財務省の福田事務次官の「セクハラ発言」が話題になっている。本人の話によれば、自分の声だということは否定していないが、音声はそこだけ切り取られているので、文脈がわからない。相手の声も切っているので、訴訟を起こされても名乗り出ることは考えにくい。彼が「お店の女性と言葉遊びを楽しんだ」ときの音声だと主張したら、当の「女性記者」が出てこないと新潮社は勝てないだろう。
この話で思い出すのは、20年前の大蔵省の「過剰接待」事件だ。あれは第一勧銀の総会屋の事件から始まったが、1998年3月に東京地検特捜部が大蔵省証券局のS課長補佐(福田次官の同期)を逮捕したため、問題が大蔵省の接待疑惑に拡大した。
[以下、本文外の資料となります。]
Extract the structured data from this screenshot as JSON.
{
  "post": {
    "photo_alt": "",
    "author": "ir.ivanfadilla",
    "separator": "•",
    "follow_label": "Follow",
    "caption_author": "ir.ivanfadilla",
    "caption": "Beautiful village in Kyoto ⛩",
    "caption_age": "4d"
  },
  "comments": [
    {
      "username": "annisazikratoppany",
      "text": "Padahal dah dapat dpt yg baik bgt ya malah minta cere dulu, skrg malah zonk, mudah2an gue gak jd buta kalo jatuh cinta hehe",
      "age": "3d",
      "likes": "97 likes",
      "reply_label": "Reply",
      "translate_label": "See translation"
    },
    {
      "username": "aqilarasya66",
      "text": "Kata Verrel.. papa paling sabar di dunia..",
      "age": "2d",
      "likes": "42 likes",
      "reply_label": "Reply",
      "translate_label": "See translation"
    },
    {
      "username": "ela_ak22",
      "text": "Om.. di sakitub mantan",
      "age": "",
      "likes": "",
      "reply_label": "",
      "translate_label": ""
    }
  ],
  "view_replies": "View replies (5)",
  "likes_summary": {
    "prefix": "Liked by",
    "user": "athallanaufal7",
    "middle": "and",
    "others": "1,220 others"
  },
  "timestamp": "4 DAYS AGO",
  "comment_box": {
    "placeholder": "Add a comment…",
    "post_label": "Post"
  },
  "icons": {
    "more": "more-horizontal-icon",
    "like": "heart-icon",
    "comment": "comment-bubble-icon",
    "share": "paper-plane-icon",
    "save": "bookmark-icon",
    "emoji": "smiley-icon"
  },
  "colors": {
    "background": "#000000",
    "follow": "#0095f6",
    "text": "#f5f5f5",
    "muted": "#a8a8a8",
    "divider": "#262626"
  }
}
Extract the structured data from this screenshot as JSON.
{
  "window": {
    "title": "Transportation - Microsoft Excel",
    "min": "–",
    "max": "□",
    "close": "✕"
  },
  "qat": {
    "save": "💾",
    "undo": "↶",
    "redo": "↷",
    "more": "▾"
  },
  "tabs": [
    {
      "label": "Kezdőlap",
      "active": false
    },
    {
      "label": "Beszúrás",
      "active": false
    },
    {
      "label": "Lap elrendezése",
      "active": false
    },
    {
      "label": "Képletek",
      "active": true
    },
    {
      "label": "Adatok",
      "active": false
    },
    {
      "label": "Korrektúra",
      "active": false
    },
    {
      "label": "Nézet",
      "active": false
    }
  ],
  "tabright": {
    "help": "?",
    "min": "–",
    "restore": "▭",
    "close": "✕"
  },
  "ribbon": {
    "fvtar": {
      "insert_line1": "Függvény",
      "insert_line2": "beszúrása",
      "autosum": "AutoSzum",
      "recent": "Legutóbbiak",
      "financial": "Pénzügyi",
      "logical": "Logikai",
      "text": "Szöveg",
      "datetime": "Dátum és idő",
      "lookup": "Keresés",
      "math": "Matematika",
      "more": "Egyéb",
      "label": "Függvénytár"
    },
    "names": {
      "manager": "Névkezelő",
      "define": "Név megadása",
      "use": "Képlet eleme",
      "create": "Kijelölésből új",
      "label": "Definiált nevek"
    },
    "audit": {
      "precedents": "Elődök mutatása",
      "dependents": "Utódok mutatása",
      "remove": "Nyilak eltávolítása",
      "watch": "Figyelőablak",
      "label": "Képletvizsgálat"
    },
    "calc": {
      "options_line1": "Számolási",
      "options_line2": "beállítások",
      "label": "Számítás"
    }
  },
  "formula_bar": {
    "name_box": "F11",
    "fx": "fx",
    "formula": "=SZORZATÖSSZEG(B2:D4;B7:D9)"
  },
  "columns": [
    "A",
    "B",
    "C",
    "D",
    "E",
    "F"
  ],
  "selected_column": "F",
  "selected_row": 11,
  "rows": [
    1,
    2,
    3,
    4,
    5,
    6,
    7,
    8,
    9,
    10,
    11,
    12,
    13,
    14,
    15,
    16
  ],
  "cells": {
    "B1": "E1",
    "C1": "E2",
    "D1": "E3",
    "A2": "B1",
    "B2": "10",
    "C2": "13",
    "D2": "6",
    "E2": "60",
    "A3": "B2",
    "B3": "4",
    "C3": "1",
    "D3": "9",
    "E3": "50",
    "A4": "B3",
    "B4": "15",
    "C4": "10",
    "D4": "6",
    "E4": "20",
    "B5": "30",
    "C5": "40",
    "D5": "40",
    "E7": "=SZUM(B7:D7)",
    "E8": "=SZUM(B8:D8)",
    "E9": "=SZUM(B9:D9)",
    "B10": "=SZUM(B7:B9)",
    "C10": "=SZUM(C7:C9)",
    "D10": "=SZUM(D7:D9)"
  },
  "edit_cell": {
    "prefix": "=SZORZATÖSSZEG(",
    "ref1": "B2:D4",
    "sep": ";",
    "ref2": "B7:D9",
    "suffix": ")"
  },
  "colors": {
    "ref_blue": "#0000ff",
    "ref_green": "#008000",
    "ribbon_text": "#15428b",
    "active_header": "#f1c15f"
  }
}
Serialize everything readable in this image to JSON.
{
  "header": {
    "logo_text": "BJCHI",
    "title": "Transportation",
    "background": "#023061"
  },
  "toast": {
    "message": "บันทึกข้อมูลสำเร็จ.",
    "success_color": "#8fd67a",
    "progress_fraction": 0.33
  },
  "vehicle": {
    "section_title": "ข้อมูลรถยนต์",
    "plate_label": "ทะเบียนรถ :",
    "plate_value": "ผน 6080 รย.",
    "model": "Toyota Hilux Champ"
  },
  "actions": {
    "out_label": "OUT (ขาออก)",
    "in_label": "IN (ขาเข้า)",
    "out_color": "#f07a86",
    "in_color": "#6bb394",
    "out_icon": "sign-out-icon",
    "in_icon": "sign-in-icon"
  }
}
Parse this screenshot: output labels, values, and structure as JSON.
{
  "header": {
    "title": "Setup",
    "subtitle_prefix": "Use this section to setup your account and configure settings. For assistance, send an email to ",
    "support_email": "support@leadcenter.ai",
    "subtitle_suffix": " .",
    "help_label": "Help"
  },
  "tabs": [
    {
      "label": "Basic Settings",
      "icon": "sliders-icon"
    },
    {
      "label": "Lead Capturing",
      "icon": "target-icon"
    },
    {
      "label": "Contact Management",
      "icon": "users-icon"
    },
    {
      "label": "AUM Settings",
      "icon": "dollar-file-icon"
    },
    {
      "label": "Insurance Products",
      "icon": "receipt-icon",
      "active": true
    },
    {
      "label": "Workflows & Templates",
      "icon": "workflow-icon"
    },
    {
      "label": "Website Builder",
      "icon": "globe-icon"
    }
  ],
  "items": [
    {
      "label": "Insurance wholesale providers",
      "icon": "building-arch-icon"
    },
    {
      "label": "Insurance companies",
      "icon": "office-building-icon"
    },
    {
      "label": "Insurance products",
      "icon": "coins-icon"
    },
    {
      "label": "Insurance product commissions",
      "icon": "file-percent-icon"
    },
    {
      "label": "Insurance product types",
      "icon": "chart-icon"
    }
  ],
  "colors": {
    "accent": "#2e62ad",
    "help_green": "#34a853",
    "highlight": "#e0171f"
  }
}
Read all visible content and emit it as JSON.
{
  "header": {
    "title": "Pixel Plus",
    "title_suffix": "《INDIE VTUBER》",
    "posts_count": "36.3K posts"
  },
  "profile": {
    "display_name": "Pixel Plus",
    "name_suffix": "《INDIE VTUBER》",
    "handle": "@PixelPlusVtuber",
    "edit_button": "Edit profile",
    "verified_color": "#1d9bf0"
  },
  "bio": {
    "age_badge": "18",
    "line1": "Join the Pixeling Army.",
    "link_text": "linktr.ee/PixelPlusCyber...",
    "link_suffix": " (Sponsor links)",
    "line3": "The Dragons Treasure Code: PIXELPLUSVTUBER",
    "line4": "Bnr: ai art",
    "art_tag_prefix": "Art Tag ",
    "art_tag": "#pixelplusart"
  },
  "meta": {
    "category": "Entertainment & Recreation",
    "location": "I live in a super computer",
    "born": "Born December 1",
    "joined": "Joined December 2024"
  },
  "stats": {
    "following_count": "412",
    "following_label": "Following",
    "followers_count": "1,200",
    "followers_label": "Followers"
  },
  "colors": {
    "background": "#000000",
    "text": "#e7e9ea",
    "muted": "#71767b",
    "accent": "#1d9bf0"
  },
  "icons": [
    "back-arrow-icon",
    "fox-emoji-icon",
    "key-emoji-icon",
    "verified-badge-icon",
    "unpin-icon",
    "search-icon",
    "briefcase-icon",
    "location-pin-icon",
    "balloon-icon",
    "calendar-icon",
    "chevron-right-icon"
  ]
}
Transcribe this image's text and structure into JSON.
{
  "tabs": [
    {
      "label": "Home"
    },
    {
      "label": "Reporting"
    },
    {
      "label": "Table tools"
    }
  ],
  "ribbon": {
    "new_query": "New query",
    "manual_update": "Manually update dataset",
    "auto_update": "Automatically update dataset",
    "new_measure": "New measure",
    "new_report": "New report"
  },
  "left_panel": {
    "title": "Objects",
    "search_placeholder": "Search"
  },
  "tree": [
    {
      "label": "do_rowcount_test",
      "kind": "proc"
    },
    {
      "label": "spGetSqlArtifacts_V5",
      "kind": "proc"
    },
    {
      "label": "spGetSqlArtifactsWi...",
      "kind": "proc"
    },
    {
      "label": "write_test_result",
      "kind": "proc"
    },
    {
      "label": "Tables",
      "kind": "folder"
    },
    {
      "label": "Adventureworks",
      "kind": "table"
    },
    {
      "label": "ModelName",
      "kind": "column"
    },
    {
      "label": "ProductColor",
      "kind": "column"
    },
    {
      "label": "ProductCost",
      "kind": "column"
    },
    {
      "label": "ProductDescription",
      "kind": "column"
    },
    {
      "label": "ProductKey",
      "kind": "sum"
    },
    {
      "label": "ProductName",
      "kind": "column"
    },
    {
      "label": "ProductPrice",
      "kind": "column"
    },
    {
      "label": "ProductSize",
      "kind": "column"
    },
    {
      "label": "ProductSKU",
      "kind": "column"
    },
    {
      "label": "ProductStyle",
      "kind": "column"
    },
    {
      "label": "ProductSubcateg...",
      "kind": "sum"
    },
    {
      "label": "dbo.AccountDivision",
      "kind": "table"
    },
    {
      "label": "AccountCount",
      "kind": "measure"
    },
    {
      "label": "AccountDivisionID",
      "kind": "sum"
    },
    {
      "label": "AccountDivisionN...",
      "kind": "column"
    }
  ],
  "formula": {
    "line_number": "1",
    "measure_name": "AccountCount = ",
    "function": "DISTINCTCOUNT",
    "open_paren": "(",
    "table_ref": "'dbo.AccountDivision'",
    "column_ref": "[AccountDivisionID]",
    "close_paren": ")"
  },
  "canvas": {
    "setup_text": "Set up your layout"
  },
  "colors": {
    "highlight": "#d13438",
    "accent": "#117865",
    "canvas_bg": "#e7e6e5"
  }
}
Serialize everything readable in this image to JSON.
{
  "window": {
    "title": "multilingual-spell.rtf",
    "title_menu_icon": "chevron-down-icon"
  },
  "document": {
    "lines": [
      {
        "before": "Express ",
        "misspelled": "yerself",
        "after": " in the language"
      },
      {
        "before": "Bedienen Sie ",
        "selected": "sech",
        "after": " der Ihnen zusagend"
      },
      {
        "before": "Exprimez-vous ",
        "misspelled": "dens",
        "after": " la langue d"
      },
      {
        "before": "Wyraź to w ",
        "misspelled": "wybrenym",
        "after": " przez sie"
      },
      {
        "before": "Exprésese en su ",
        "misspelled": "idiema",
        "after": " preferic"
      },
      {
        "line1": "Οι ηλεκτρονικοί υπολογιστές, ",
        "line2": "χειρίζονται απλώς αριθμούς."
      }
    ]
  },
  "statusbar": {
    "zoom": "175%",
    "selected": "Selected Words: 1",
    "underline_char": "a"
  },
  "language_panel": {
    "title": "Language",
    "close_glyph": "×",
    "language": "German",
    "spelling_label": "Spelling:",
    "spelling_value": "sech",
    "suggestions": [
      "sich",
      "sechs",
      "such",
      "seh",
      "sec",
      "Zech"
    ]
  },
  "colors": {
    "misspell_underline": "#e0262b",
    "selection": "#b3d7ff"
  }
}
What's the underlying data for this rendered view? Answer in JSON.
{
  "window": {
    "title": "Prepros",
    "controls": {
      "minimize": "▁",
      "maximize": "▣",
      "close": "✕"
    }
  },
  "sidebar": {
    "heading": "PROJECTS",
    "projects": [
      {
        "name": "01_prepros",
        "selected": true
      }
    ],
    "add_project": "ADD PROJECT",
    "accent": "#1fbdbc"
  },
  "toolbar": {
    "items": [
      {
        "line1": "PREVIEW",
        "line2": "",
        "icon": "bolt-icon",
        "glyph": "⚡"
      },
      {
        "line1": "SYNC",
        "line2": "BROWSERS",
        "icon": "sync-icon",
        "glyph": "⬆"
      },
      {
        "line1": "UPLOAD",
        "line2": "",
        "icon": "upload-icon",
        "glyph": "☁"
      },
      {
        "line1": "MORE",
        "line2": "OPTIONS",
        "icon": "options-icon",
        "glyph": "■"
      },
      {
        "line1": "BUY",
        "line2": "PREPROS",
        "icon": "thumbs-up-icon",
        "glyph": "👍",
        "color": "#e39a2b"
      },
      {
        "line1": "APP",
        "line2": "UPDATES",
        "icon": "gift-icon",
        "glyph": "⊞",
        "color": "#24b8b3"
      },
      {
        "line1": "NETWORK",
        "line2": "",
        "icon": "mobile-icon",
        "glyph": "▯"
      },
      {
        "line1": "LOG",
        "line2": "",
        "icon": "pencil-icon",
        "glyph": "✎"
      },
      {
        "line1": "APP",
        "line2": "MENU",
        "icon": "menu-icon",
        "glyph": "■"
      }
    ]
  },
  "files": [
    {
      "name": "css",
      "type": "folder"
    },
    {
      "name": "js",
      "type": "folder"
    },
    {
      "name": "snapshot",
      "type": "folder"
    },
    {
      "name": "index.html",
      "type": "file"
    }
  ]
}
S課長補佐は風俗店(ソープランド)に頻繁に行っており、検察がその数百万円の伝票を入手したことが逮捕の決め手だった。当時の霞ヶ関の暗黙のルールでは、接待はシロだが現金はクロで、女は現金と同等という扱いだったからだ。
ところが逮捕してから、この風俗の出費は自費(!)であることが判明した。検察は動転したが、「50年ぶりの大蔵キャリア逮捕」を不起訴にするわけには行かないので、彼を213万円の接待で起訴した。この結果、法的には他の「ノーパンしゃぶしゃぶ」などもすべて犯罪に問われる可能性が出てきた。
大蔵省は3人の幹部を懲戒免職にするなど112人を処分する代わり、刑事訴追はしないということで検察と政治決着がはかられたが、大蔵省の業務はガタガタになり、金融庁が分離された。その後も公務員の接待について過剰な規制が行われ、役所が「情報過疎」になった。
立憲民主党は彼の更迭を要求しているが、もし真相不明の状態で彼を更迭し、あとになって無実だとわかったらどうするのか。無力な野党が「大事な政策論争」より「おもしろいスキャンダル」を好むのはわかるが、こんな騒ぎをいくら起こしても野党の支持率は上がらない。
かりに彼が飲み屋で女性をからかったとして、それが100兆円の予算を扱う財務次官の仕事にどういう影響があるのか。この手の下ネタで、国会審議を空費するのはやめるべきだ。本人が事実関係を認めて辞任しない限り、更迭するような問題ではない。